Another hurdle for advertisers moving video dollars online is the cost. Pre-roll and in-program CPMs for premium content can be two to three times higher than CPMs for the same programming on television. A lot of marketers are already unsure about shifting dollars from television to online, and higher online CPMs aren’t making the conversation any easier.
However, to combat this premium pricing, there is research that online video contributes to significant lifts across brand metrics much more than television. In a 2008-2009 study by Nielsen, brand recall for an online video advertisement was 22% higher than brand recall for a television advertisement.
So while CPMs for premium online content are higher than television CPMs, value should be associated with knowing a consumer is engaged with a brand for a full 15 or 30 seconds, and it is often reflected in the metrics.
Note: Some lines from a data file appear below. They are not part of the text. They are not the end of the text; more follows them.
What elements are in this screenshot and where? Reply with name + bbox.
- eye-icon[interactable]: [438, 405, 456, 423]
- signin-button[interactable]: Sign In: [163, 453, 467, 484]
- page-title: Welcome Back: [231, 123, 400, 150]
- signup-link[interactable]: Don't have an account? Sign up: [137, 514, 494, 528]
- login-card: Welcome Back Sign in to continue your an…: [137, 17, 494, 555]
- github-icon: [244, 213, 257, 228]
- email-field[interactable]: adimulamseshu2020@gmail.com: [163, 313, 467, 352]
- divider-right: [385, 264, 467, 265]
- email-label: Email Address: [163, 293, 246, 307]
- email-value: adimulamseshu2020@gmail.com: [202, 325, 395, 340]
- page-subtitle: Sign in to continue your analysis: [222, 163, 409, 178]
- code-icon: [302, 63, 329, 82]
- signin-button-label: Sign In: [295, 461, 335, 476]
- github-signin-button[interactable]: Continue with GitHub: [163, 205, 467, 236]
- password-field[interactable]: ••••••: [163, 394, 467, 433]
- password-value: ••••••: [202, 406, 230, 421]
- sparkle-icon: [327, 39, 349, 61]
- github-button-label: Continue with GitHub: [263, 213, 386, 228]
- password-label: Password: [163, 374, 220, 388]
Although everything regarding the Internet seems to happen at lightning speeds and it’s easy to get caught up in the excitement, it’s important to remember that the online video marketplace is still in its infancy. The first U.S. television ad was broadcast almost 70 years ago. The first online video ad ran less than a decade ago. It will be years before online video spending matches TV spending, but online video advertising will continue to thrive as more content becomes available online and CPMs level out.